LOEX Conference Proceedings 2011

Document Type

Interactive

Publication Date

12-2013

Abstract

What I would like to propose is not a presentation but a strategy session. Over the ten years I have spent as an instruction librarian, I have come to realize that what we need is quantitative data showing the benefits that students derive from library instruction. It needs to be gathered and published in non-library forums, such as educational or subject specific journals. Once the benefits are publicized and understood by educators and faculty, we may be able to move beyond the fifty minute, one shot instruction session, and make an information literate society a reality.
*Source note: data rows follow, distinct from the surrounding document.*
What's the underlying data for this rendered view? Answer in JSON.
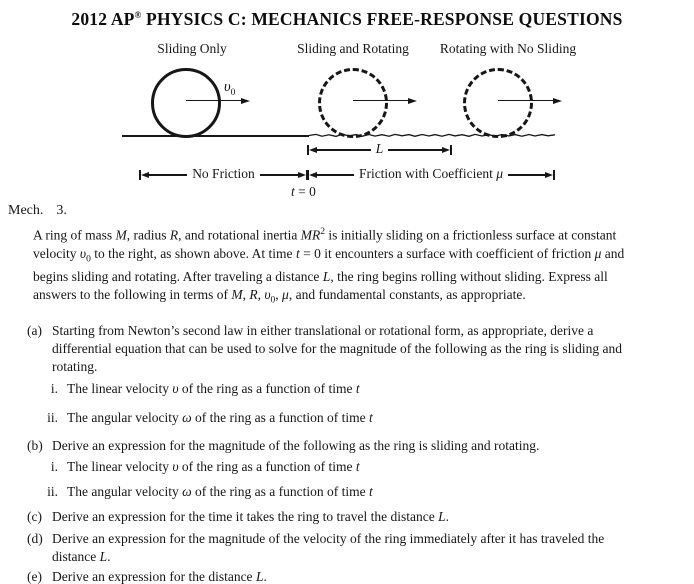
{
  "title": "2012 AP^{®} PHYSICS C: MECHANICS FREE-RESPONSE QUESTIONS",
  "figure": {
    "labels": {
      "col1": "Sliding Only",
      "col2": "Sliding and Rotating",
      "col3": "Rotating with No Sliding"
    },
    "velocity": "*υ*_{0}",
    "distance": "*L*",
    "time": "*t* = 0",
    "left_surface": "No Friction",
    "right_surface": "Friction with Coefficient *μ*"
  },
  "problem": {
    "heading": {
      "label": "Mech.",
      "number": "3."
    },
    "intro_lines": [
      "A ring of mass *M*, radius *R*, and rotational inertia *MR*^{2} is initially sliding on a frictionless surface at constant",
      "velocity *υ*_{0} to the right, as shown above. At time *t* = 0 it encounters a surface with coefficient of friction *μ* and",
      "begins sliding and rotating. After traveling a distance *L*, the ring begins rolling without sliding. Express all",
      "answers to the following in terms of *M*, *R*, *υ*_{0}, *μ*, and fundamental constants, as appropriate."
    ],
    "parts": [
      {
        "marker": "(a)",
        "lines": [
          "Starting from Newton’s second law in either translational or rotational form, as appropriate, derive a",
          "differential equation that can be used to solve for the magnitude of the following as the ring is sliding and",
          "rotating."
        ],
        "sub": [
          {
            "marker": "i.",
            "text": "The linear velocity *υ* of the ring as a function of time *t*"
          },
          {
            "marker": "ii.",
            "text": "The angular velocity *ω* of the ring as a function of time *t*"
          }
        ]
      },
      {
        "marker": "(b)",
        "lines": [
          "Derive an expression for the magnitude of the following as the ring is sliding and rotating."
        ],
        "sub": [
          {
            "marker": "i.",
            "text": "The linear velocity *υ* of the ring as a function of time *t*"
          },
          {
            "marker": "ii.",
            "text": "The angular velocity *ω* of the ring as a function of time *t*"
          }
        ]
      },
      {
        "marker": "(c)",
        "lines": [
          "Derive an expression for the time it takes the ring to travel the distance *L*."
        ],
        "sub": []
      },
      {
        "marker": "(d)",
        "lines": [
          "Derive an expression for the magnitude of the velocity of the ring immediately after it has traveled the",
          "distance *L*."
        ],
        "sub": []
      },
      {
        "marker": "(e)",
        "lines": [
          "Derive an expression for the distance *L*."
        ],
        "sub": []
      }
    ]
  },
  "colors": {
    "ink": "#161616",
    "paper": "#ffffff"
  }
}
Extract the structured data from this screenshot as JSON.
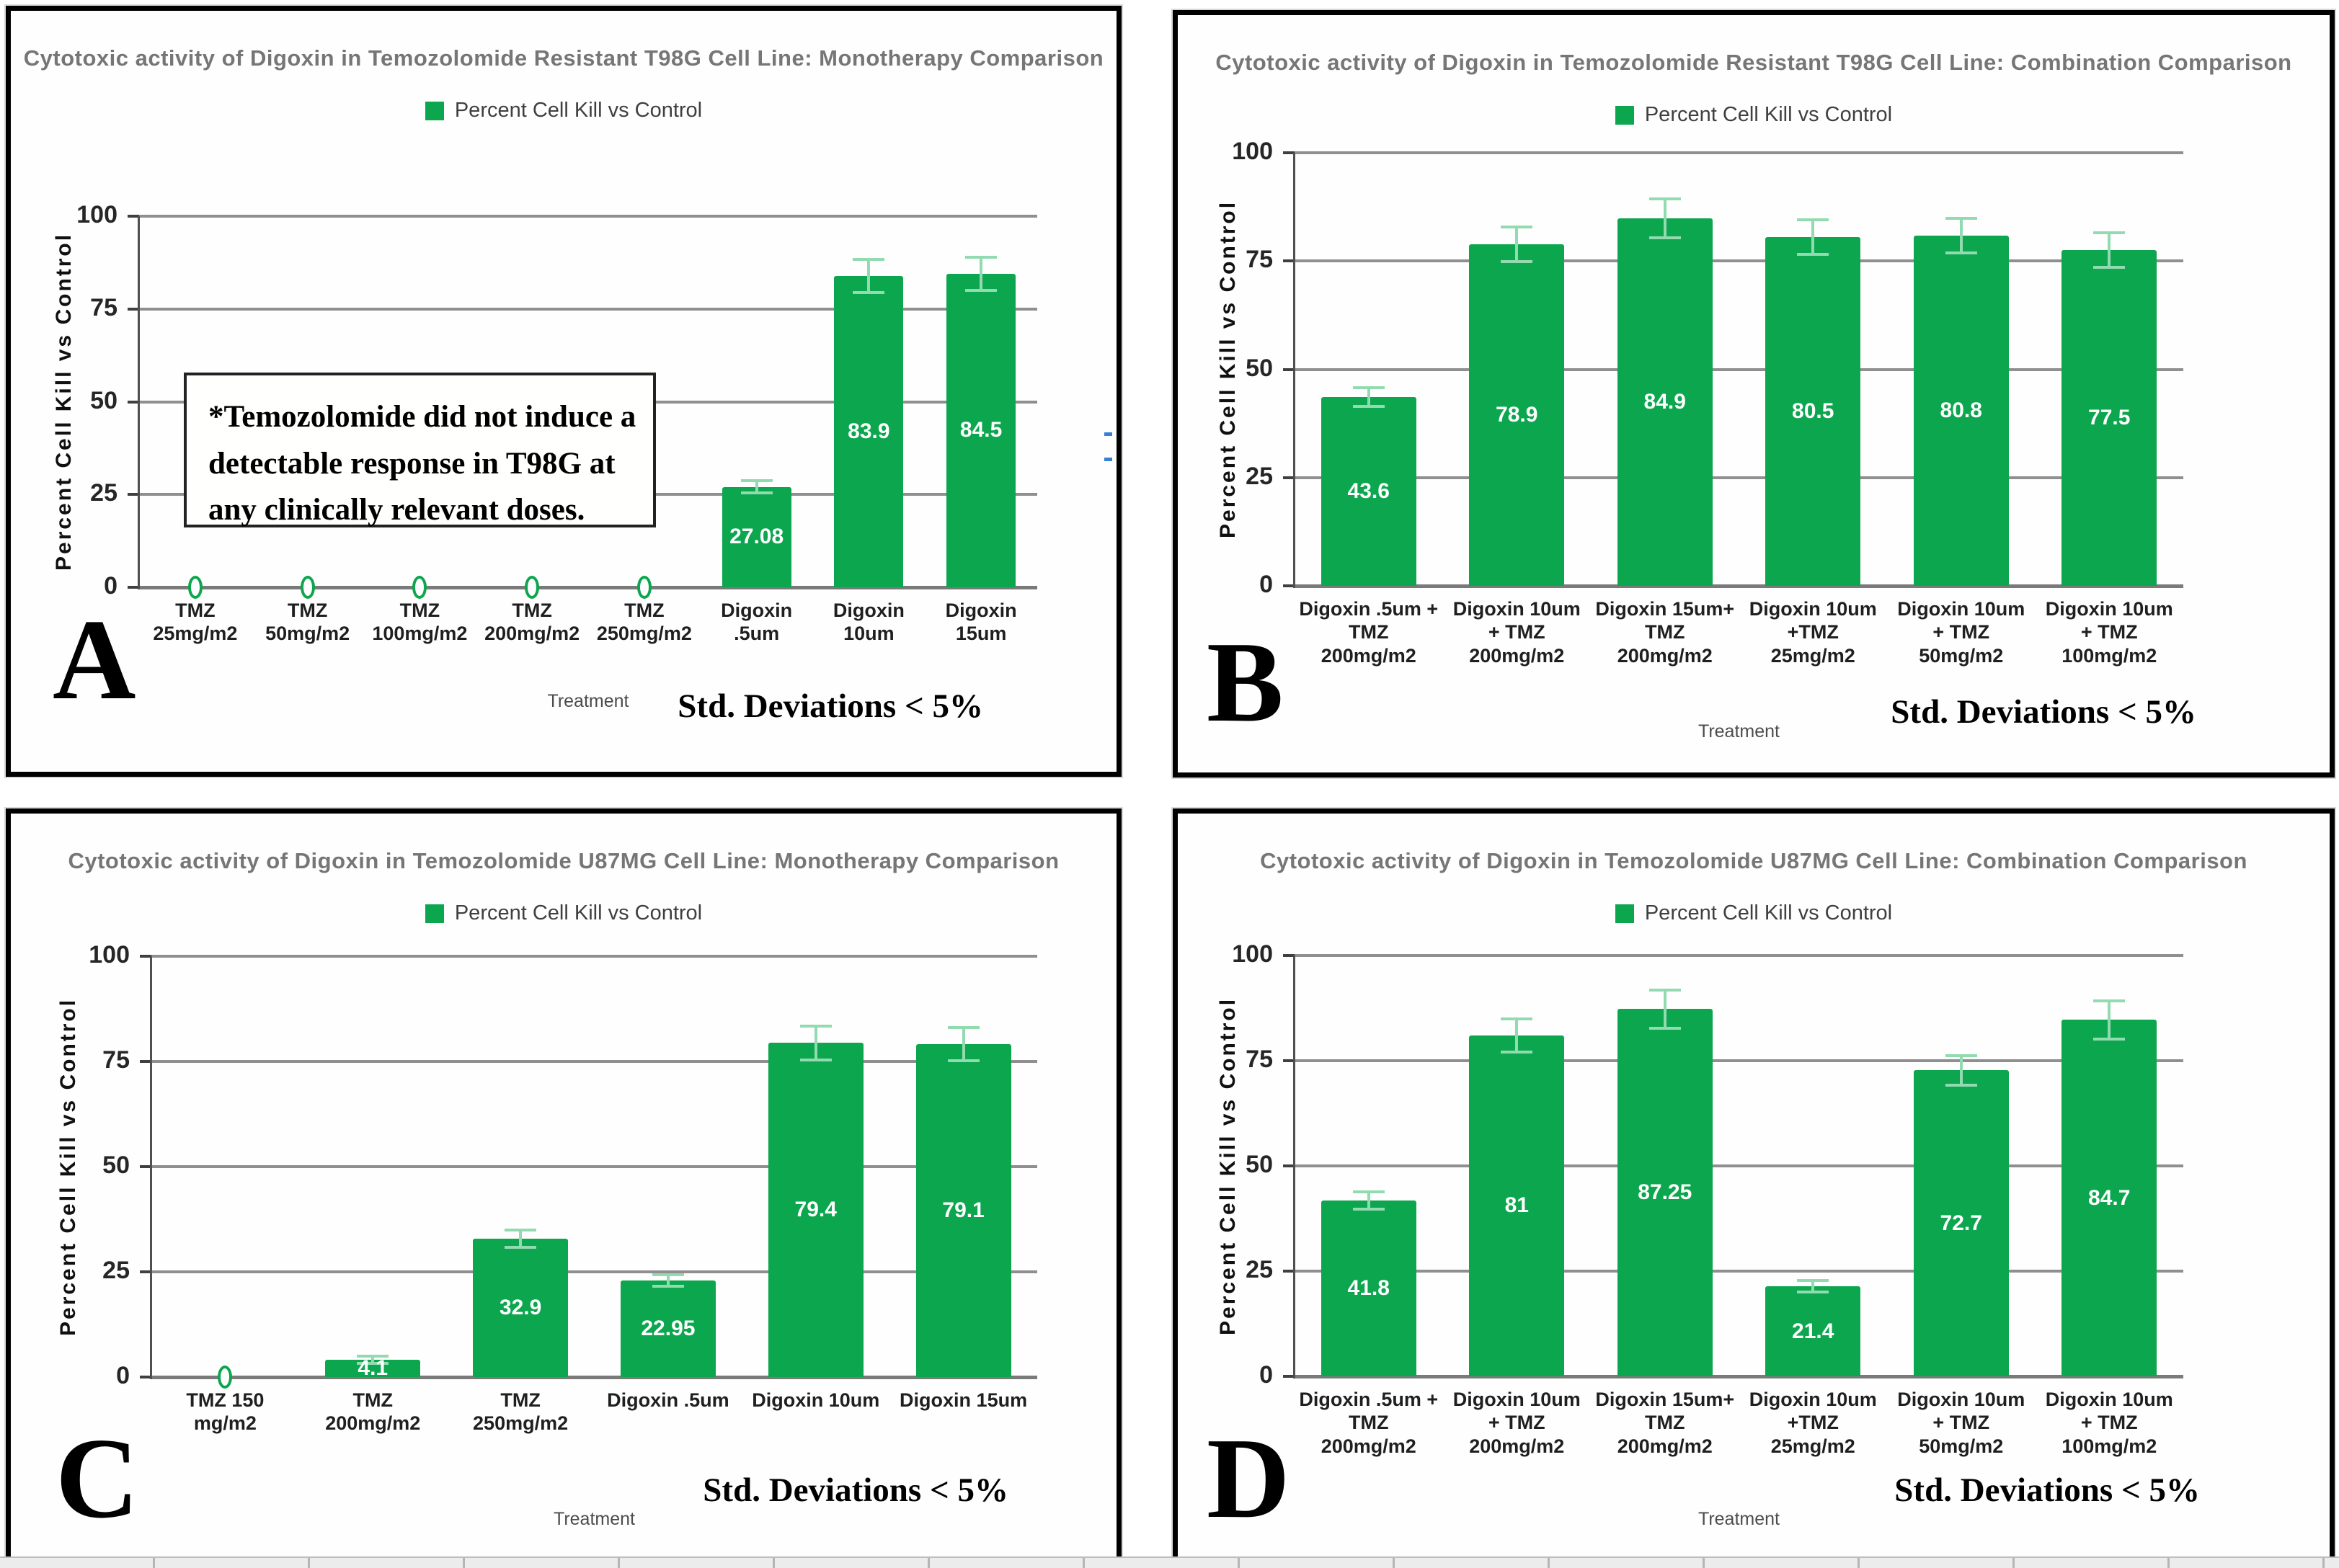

To do this, we need to form a strategy for conducting the research, ideally working with colleges and universities of different sizes, and agree to use measures that are mutually compatible so that the resulting statistics can be compared validly. The resulting broad spectrum of evidence that library instruction is the cornerstone on which our information-rich society can build its knowledge will demonstrate its value, and show that it needs to be taught systematically rather than to depend on students "picking it up."

This will be a brainstorming session where anyone who wants can make suggestions and volunteer to gather information from their institutions and contribute it to the aggregate. Obviously this is a long-term project, but the librarians who attend LOEX are the best group to undertake it. This interactive workshop will be facilitated by a veteran instruction librarian and a professor of library science whose specialization is academic libraries.